Venous return is significantly reduced by the increased intrathoracic pressure through cephalad deviation of the diaphragm, resulting in reduced cardiac output at an IAP of only 10 mm Hg. Hypovolemia as encountered in patients with ruptured AAA can further lower the threshold for organ dysfunction. Increased intrathoracic pressure can cause direct cardiac, vascular, and pulmonary compression, further reducing cardiac output owing to an increased afterload. Furthermore, cardiac preload is reduced by the reduction of venous return from the lower extremities.
Compression of the pulmonary parenchyma through direct IAP transmission and cranial deviation of the diaphragm leads to pulmonary dysfunction at an IAP of 16 to 30 mm Hg. Patients with shock or hypotension are particularly affected.
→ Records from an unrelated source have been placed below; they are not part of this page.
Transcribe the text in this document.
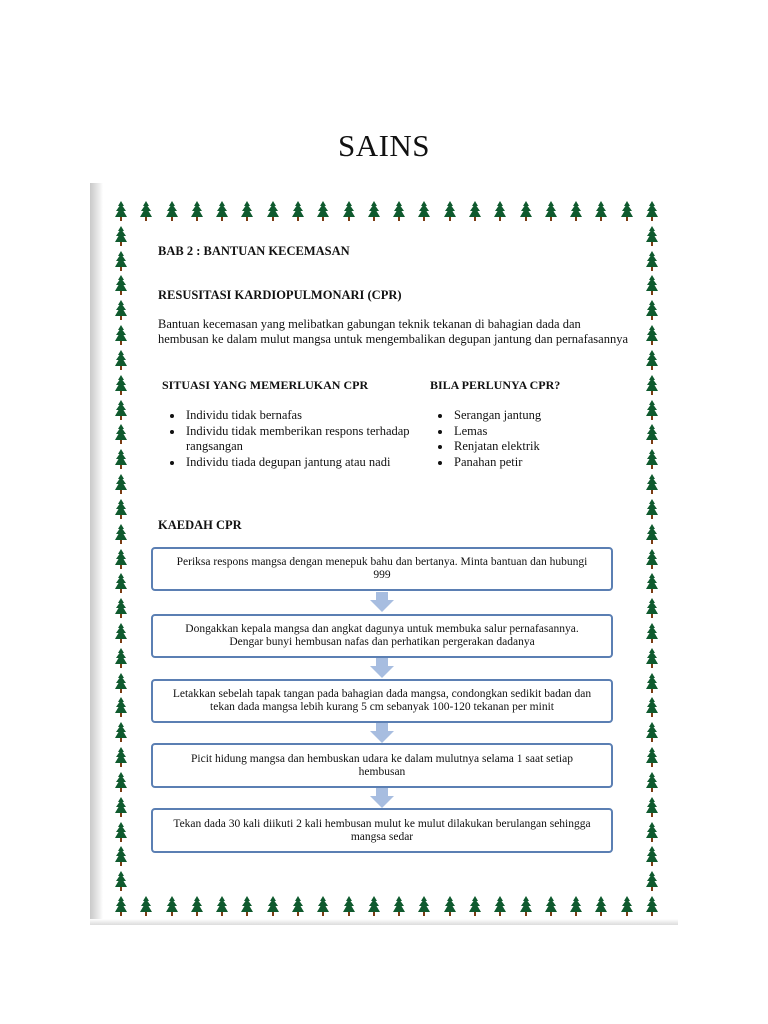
SAINS
BAB 2 : BANTUAN KECEMASAN
RESUSITASI KARDIOPULMONARI (CPR)
Bantuan kecemasan yang melibatkan gabungan teknik tekanan di bahagian dada dan hembusan ke dalam mulut mangsa untuk mengembalikan degupan jantung dan pernafasannya
SITUASI YANG MEMERLUKAN CPR
• Individu tidak bernafas
• Individu tidak memberikan respons terhadap rangsangan
• Individu tiada degupan jantung atau nadi
BILA PERLUNYA CPR?
• Serangan jantung
• Lemas
• Renjatan elektrik
• Panahan petir
KAEDAH CPR
Periksa respons mangsa dengan menepuk bahu dan bertanya. Minta bantuan dan hubungi 999
Dongakkan kepala mangsa dan angkat dagunya untuk membuka salur pernafasannya. Dengar bunyi hembusan nafas dan perhatikan pergerakan dadanya
Letakkan sebelah tapak tangan pada bahagian dada mangsa, condongkan sedikit badan dan tekan dada mangsa lebih kurang 5 cm sebanyak 100-120 tekanan per minit
Picit hidung mangsa dan hembuskan udara ke dalam mulutnya selama 1 saat setiap hembusan
Tekan dada 30 kali diikuti 2 kali hembusan mulut ke mulut dilakukan berulangan sehingga mangsa sedar
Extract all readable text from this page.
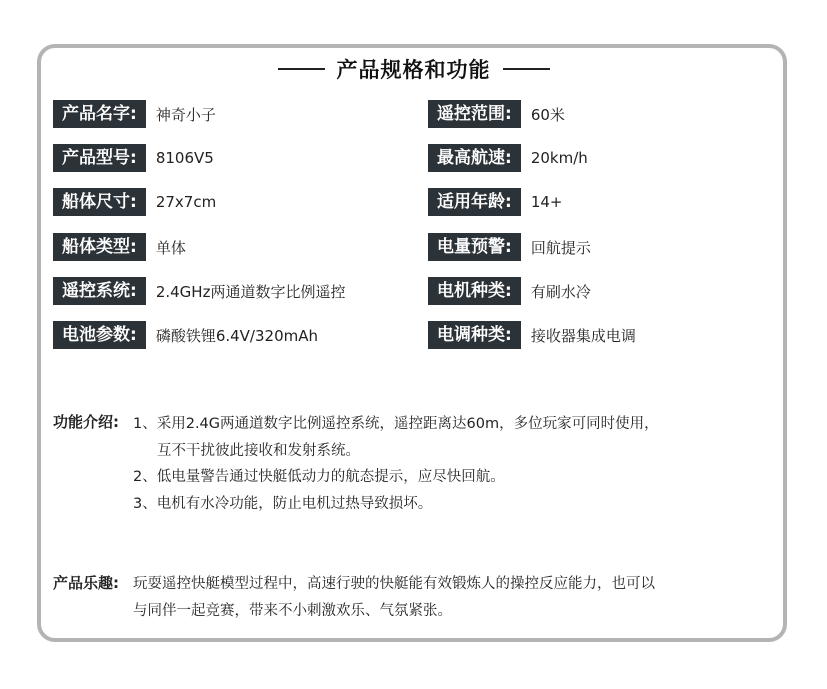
产品规格和功能
产品名字:	神奇小子
产品型号:	8106V5
船体尺寸:	27x7cm
船体类型:	单体
遥控系统:	2.4GHz两通道数字比例遥控
电池参数:	磷酸铁锂6.4V/320mAh
遥控范围:	60米
最高航速:	20km/h
适用年龄:	14+
电量预警:	回航提示
电机种类:	有刷水冷
电调种类:	接收器集成电调
功能介绍: 1、采用2.4G两通道数字比例遥控系统，遥控距离达60m，多位玩家可同时使用，
互不干扰彼此接收和发射系统。
2、低电量警告通过快艇低动力的航态提示，应尽快回航。
3、电机有水冷功能，防止电机过热导致损坏。
产品乐趣: 玩耍遥控快艇模型过程中，高速行驶的快艇能有效锻炼人的操控反应能力，也可以
与同伴一起竞赛，带来不小刺激欢乐、气氛紧张。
Furthermore, parenchymal compression reduces pulmonary capillary blood flow, leading to decreased carbon dioxide excretion and an increased alveolar dead space. The intrapulmonary shunt fraction increases owing to decreased oxygen transport across the pulmonary capillary membrane. Peak inspiratory and mean airway pressures are significantly increased, potentially leading to alveolar barotrauma. In combination, these effects eventually result in arterial hypoxemia and hypercarbia.
IAH reduces renal blood flow, resulting in oliguria at an IAP of 15 mm Hg and anuria at an IAP of 30 mm Hg. Compression of the renal vein induces a significant elevation of renal vein pressure and renal vascular resistance, shunting blood away from the renal cortex and leading to impaired glomerular and tubular function. Reduced cardiac output further exacerbates the renal dysfunction.
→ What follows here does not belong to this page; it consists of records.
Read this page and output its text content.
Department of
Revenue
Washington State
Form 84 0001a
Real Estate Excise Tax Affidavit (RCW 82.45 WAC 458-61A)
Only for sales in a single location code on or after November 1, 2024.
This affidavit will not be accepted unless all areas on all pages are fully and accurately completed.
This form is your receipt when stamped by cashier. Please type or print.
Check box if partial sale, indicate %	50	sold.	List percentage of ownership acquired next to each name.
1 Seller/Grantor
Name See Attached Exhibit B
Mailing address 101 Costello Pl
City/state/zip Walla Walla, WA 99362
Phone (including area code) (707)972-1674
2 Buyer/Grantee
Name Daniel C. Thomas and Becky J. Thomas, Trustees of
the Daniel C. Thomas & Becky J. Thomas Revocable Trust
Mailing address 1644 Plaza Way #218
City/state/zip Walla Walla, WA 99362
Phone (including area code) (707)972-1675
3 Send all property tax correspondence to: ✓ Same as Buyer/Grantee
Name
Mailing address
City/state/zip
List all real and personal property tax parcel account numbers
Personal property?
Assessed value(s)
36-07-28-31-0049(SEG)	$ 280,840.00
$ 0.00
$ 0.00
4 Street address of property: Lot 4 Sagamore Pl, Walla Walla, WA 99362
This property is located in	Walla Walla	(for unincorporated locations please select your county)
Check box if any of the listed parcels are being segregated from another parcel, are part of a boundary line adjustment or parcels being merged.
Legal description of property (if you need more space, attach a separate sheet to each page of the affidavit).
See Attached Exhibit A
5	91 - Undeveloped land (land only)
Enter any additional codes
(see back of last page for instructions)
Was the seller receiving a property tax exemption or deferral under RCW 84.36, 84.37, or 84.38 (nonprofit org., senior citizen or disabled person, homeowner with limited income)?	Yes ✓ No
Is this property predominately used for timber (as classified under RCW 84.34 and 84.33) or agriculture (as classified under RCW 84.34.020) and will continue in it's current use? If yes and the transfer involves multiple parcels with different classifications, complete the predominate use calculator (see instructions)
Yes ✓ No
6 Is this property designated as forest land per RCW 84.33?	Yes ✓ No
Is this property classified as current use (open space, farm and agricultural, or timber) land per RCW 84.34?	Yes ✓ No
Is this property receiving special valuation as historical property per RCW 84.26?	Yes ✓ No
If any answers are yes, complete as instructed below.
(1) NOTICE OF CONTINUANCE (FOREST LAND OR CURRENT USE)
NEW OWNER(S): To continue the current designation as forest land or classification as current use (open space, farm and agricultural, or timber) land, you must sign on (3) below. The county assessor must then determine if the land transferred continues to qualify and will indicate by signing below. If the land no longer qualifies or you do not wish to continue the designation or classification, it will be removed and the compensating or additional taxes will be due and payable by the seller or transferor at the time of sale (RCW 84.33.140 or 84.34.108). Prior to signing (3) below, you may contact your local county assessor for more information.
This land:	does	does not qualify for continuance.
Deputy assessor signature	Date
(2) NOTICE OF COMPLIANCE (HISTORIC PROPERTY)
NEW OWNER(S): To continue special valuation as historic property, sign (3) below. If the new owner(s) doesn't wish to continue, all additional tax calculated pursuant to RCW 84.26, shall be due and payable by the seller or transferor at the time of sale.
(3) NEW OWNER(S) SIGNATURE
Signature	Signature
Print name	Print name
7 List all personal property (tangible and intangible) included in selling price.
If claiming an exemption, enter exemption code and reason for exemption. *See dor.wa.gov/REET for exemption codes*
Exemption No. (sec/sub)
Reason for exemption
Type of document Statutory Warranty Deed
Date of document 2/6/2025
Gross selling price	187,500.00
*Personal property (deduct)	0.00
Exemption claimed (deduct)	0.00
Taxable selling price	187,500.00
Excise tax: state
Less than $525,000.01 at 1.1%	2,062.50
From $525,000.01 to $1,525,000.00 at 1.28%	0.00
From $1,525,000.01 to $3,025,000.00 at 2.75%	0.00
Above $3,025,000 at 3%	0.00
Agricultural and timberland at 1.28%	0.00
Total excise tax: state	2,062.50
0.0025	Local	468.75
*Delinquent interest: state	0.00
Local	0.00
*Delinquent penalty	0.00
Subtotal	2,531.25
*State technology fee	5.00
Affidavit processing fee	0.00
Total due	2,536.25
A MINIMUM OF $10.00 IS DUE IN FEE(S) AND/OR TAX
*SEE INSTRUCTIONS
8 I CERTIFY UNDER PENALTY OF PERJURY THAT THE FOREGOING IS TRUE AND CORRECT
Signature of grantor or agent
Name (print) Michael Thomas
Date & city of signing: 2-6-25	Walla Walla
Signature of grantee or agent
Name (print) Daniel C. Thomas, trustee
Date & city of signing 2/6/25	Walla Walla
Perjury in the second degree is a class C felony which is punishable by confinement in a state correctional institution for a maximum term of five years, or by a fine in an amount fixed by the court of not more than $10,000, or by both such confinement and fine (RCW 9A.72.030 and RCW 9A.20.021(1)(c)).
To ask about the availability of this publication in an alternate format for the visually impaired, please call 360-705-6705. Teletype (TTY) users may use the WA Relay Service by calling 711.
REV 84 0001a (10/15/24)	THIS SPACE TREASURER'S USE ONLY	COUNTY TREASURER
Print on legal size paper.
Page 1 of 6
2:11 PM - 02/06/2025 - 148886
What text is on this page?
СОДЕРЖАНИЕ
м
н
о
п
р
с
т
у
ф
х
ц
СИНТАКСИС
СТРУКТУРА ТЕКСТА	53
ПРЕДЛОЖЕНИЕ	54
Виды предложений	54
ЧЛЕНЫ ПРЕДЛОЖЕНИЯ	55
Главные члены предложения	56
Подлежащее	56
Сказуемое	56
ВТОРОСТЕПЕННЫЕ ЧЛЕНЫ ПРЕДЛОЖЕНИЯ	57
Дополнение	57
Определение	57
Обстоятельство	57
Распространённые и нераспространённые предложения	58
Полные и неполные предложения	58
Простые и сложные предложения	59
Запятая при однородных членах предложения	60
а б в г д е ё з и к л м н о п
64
The bowel reacts most sensitively of all the organ systems to elevations in IAP. Reductions in mesenteric blood flow can appear with an IAP as low as 10 mm Hg. Venous hypertension caused by compressed thin-walled mesenteric veins and the resulting intestinal edema further increase IAH. The intestinal mucosal perfusion deficit can result in the loss of the mucosal barrier and subsequent development of bacterial translocation, sepsis, and multisystem organ failure (see Figure 1 ). Hypovolemia or hemorrhage aggravates the negative effects of IAH on mesenteric perfusion.
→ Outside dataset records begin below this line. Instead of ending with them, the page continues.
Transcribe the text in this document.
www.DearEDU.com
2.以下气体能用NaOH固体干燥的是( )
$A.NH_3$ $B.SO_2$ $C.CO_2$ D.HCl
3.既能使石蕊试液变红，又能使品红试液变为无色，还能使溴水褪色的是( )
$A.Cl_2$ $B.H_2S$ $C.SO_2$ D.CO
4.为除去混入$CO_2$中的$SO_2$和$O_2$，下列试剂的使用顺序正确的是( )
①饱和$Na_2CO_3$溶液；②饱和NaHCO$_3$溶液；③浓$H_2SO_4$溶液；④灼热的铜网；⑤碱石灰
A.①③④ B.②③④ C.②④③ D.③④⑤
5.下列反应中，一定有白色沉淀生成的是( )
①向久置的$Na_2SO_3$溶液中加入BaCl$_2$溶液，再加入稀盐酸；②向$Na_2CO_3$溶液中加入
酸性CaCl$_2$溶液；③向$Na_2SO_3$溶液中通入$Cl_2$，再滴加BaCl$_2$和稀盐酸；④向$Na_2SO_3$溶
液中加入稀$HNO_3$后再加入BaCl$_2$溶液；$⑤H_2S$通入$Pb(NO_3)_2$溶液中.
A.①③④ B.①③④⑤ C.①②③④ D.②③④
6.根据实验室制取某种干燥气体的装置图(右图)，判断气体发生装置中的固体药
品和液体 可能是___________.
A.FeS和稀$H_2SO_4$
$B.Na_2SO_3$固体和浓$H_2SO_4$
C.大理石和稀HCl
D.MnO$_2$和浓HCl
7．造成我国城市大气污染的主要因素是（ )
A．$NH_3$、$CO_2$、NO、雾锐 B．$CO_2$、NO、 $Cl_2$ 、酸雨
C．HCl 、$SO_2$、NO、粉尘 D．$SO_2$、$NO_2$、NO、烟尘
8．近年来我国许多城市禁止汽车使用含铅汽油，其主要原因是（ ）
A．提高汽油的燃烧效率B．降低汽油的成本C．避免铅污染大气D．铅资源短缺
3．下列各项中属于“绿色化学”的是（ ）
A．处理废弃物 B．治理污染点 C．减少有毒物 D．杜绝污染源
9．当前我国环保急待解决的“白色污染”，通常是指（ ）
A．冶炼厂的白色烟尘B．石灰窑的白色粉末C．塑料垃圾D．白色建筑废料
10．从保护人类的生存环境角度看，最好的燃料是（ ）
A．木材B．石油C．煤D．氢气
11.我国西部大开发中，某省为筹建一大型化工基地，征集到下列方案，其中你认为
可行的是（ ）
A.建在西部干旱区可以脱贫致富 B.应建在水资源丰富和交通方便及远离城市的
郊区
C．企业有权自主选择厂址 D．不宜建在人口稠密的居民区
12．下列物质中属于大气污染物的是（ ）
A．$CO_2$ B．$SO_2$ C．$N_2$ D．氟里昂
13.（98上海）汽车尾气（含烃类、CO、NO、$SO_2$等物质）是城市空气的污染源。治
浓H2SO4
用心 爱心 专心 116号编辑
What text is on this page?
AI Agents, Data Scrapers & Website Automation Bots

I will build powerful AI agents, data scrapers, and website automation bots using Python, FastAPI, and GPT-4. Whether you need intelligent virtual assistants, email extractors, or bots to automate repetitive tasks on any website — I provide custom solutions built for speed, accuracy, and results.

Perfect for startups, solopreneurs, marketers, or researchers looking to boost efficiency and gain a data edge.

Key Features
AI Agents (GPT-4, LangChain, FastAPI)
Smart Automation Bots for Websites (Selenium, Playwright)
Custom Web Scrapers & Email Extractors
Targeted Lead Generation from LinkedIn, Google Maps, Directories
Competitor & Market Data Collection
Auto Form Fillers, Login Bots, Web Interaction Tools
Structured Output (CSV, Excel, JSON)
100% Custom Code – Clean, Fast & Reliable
IAH reduces hepatic function at IAP levels of only 10 mm Hg, even in the presence of both normal cardiac output and mean arterial blood pressure. Decreased cardiac output directly affects hepatic artery flow. Compression of the liver and anatomic narrowing of the hepatic veins as they pass through the diaphragm result in decreased hepatic and portal venous flow. The impaired hepatic microcirculatory blood flow leads to hepatic mitochondrial dysfunction, decreasing the production of energy substrates as well as lactic acid clearance.
IAH directly affects cerebral perfusion and function. Additionally, intracranial pressure may be directly affected by elevations in intraabdominal and intrathoracic pressure and can result in significant reductions in cerebral perfusion pressure. Intrathoracic pressure impairs venous return from the cranium and decreases cerebral venous blood flow, leading to intracerebral venous pooling. Hypovolemia can further worsen already marginal cerebral perfusion.